Oprah Overcomes

Oprah Overcomes
01/10/1994

updated 01/10/1994 AT 01:00 AM EST

originally published 01/10/1994 AT 01:00 AM EST

One morning this summer, a positively feline-looking Oprah Winfrey was jogging down the road when a stranger gave voice to a disquieting thought. "This woman said to me, 'You better quit losing weight, because you're going to make the rest of us feel bad,'" Oprah remembered. "What she really meant was, 'Listen, if you start looking better than I do, I'm not going to like you anymore.'"

A lifelong people pleaser, the queen of daytime TV might once have crumpled at the thought of losing a fan. But no more. "I'm finally ready to own my own power, to say, 'This is who I am,' "she told Ebony recently. "If you like it, you like it. And if you don't, you don't. So watch out, I'm gonna fly."

It took courage for her to find her wings.

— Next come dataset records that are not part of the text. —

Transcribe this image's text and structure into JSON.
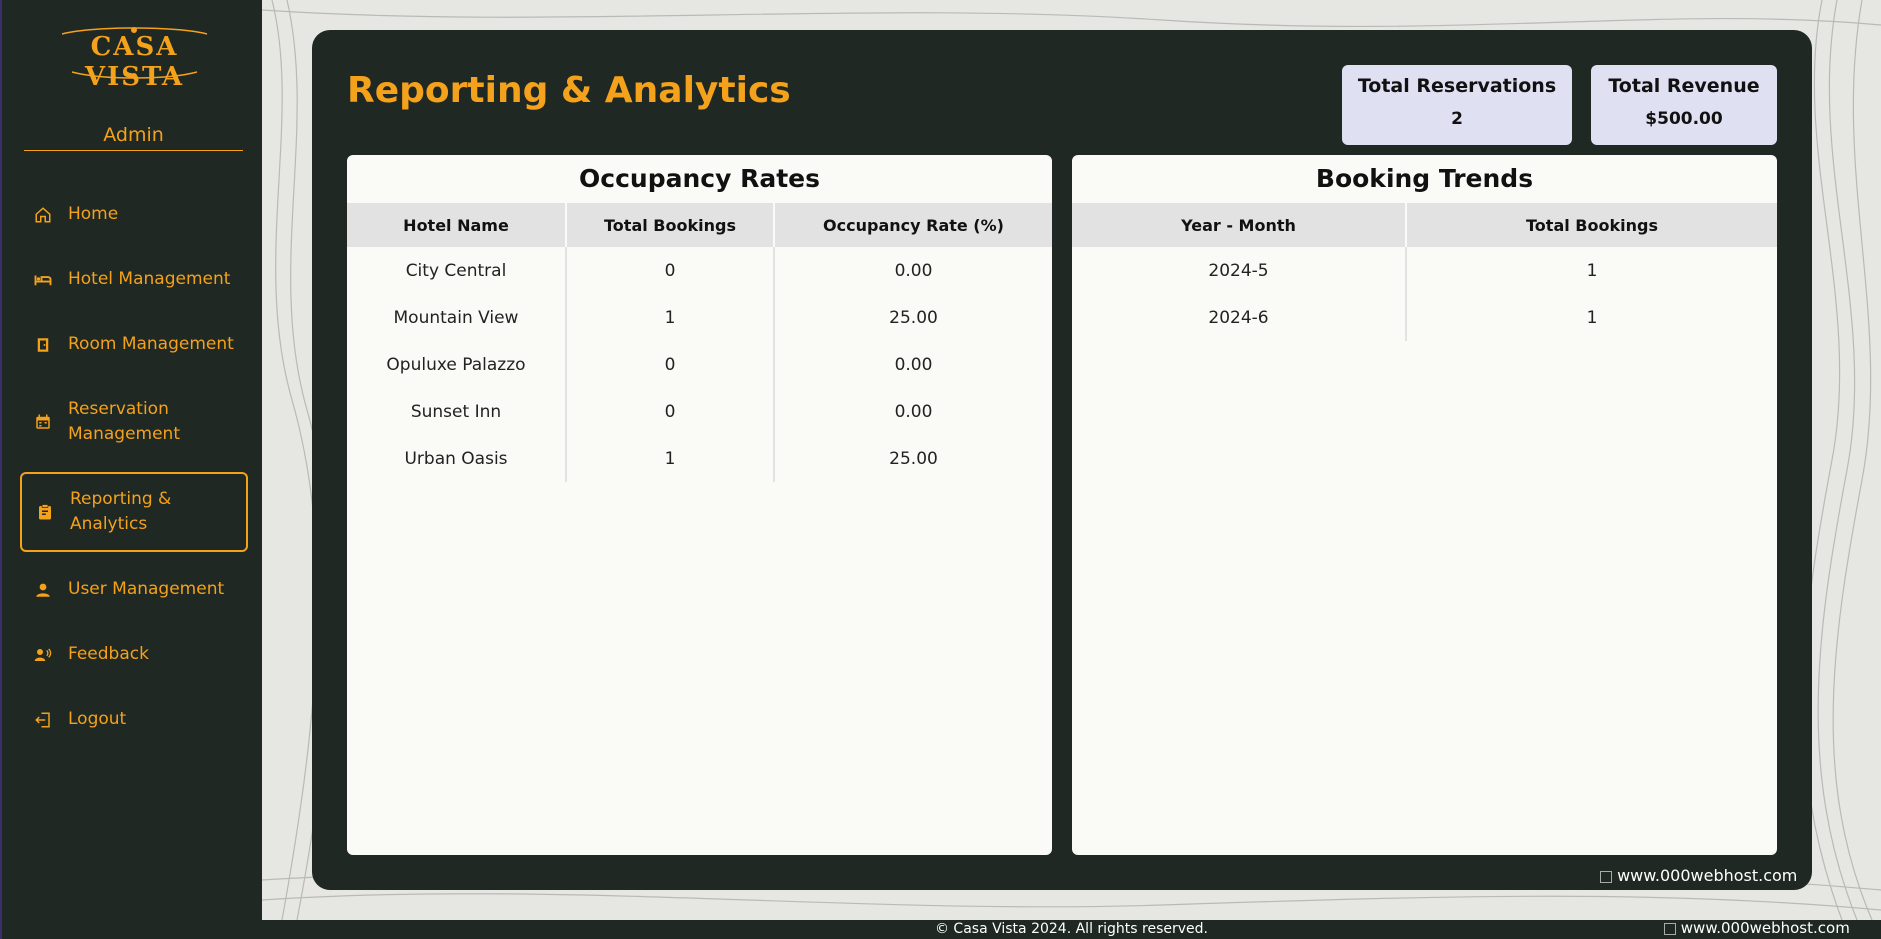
{
  "brand": {
    "name": "CASA VISTA"
  },
  "sidebar": {
    "role": "Admin",
    "items": [
      {
        "label": "Home",
        "icon": "home-icon"
      },
      {
        "label": "Hotel Management",
        "icon": "bed-icon"
      },
      {
        "label": "Room Management",
        "icon": "door-icon"
      },
      {
        "label": "Reservation Management",
        "icon": "calendar-icon"
      },
      {
        "label": "Reporting & Analytics",
        "icon": "report-icon",
        "active": true
      },
      {
        "label": "User Management",
        "icon": "user-icon"
      },
      {
        "label": "Feedback",
        "icon": "feedback-icon"
      },
      {
        "label": "Logout",
        "icon": "logout-icon"
      }
    ]
  },
  "main": {
    "title": "Reporting & Analytics",
    "stats": {
      "reservations_label": "Total Reservations",
      "reservations_value": "2",
      "revenue_label": "Total Revenue",
      "revenue_value": "$500.00"
    },
    "occupancy": {
      "title": "Occupancy Rates",
      "headers": [
        "Hotel Name",
        "Total Bookings",
        "Occupancy Rate (%)"
      ],
      "rows": [
        [
          "City Central",
          "0",
          "0.00"
        ],
        [
          "Mountain View",
          "1",
          "25.00"
        ],
        [
          "Opuluxe Palazzo",
          "0",
          "0.00"
        ],
        [
          "Sunset Inn",
          "0",
          "0.00"
        ],
        [
          "Urban Oasis",
          "1",
          "25.00"
        ]
      ]
    },
    "trends": {
      "title": "Booking Trends",
      "headers": [
        "Year - Month",
        "Total Bookings"
      ],
      "rows": [
        [
          "2024-5",
          "1"
        ],
        [
          "2024-6",
          "1"
        ]
      ]
    }
  },
  "hosting": {
    "alt_text": "www.000webhost.com"
  },
  "footer": {
    "text": "© Casa Vista 2024. All rights reserved."
  },
  "colors": {
    "accent": "#f4a11c",
    "dark": "#1f2822",
    "stat_bg": "#dfe0f2"
  }
}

But now, after a humiliating, highly public battle with her weight, Oprah, at 39, is soaring. On Nov. 16, five years and a day after she Optifasted herself down to a pair of size 10 Calvin Klein jeans—only to balloon up to 235 pounds by mid-'92—she once again stood, all 5'7" of her, slender and victorious before her viewers. No, Oprah told them, she had not gotten this 150-pound hardbody by crash dieting. She had gotten it through a low-fat, high-exercise program that she folded into her hectic workday. Since March, she said, when she weighed 222, she had run 1,452 miles, hiked 43.7 miles and lost 72 pounds.

The architect of the plan to build a sleeker, slimmer Oprah was her personal trainer, Bob Greene. He pointed out that following her liquid diet, Oprah had lost so much fat-burning muscle tissue that, even at 145 pounds, 28 percent of her was fat. (She is now down to a much more streamlined 20 percent.) "You're sort of like a calorie sponge," Greene explained. "You're waiting for any calorie to come along so you can absorb it and turn it into fat." To boost Oprah's dieting-impaired metabolism, Greene designed a twice-daily aerobic workout. Every day, Oprah runs up to eight miles, works on the Stairmaster for 45 minutes and does 350 situps.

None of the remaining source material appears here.